In the chat above with my friend Phil, I mentioned how the jerky would be good for gluten-free dieters because I knew he was trying to follow a gluten-free diet. Phil was sold before I even mentioned the price, so I just requested payment immediately. Sometimes the communication sequence needs to be more deliberate.

Loosely scripted email sequence to GET & CLOSE referrals (11 sales; Cost $0)

  1. Start by asking for feedback on your product / service.
  2. Respond to POSITIVE feedback with a request for referral.
  3. Make it easy, don’t make them think about what to write:

Referral request 1

If they want YOU to send the email, here’s what you can do:

  1. Include name of person who referred you in subject line.
  2. Keep the email short. 3-4 sentences max.  Less than 100 words.
  3. Don’t include the price.
  4. Close with a firm call to action.

beef jerky club email example

Odds & Ends

  • I took over as Sumo Jerky CEO & owner on Oct 18th.

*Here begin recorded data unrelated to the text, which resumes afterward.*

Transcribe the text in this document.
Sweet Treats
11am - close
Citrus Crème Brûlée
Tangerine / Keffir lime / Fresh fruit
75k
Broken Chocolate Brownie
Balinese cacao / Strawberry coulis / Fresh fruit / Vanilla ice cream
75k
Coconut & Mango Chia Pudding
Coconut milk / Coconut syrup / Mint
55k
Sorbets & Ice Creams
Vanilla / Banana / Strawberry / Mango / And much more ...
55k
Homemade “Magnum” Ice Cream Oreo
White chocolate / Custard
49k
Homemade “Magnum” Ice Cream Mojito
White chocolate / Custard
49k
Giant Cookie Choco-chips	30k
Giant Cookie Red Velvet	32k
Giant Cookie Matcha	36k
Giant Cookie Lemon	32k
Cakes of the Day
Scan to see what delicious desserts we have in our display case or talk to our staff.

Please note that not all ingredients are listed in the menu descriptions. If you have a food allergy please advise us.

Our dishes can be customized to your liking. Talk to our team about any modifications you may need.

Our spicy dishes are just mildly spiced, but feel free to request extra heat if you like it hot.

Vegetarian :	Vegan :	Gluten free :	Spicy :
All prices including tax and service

I wrote this on Nov 24th.
  • I’m not counting any of the 50+ sales that occurred before I took over as CEO.
  • Most of the things that worked to get sales, I learned in AppSumo’s Earn 1K Course. You should sign up for it if you’re trying to start a business.
  • The new website is going to launch any day now. It’s 4:30PM CST on 11/24/2013 as I write this.

People have been trained to think that successful business = good website. In fact, the 1st thing most people ask when you tell them about your new business is “what’s your website” and how much $ does it cost.

Don’t fall into the temptation of dumping a bunch of cash to build a website. See if you can pre-sell your idea like I did, with email and Paypal.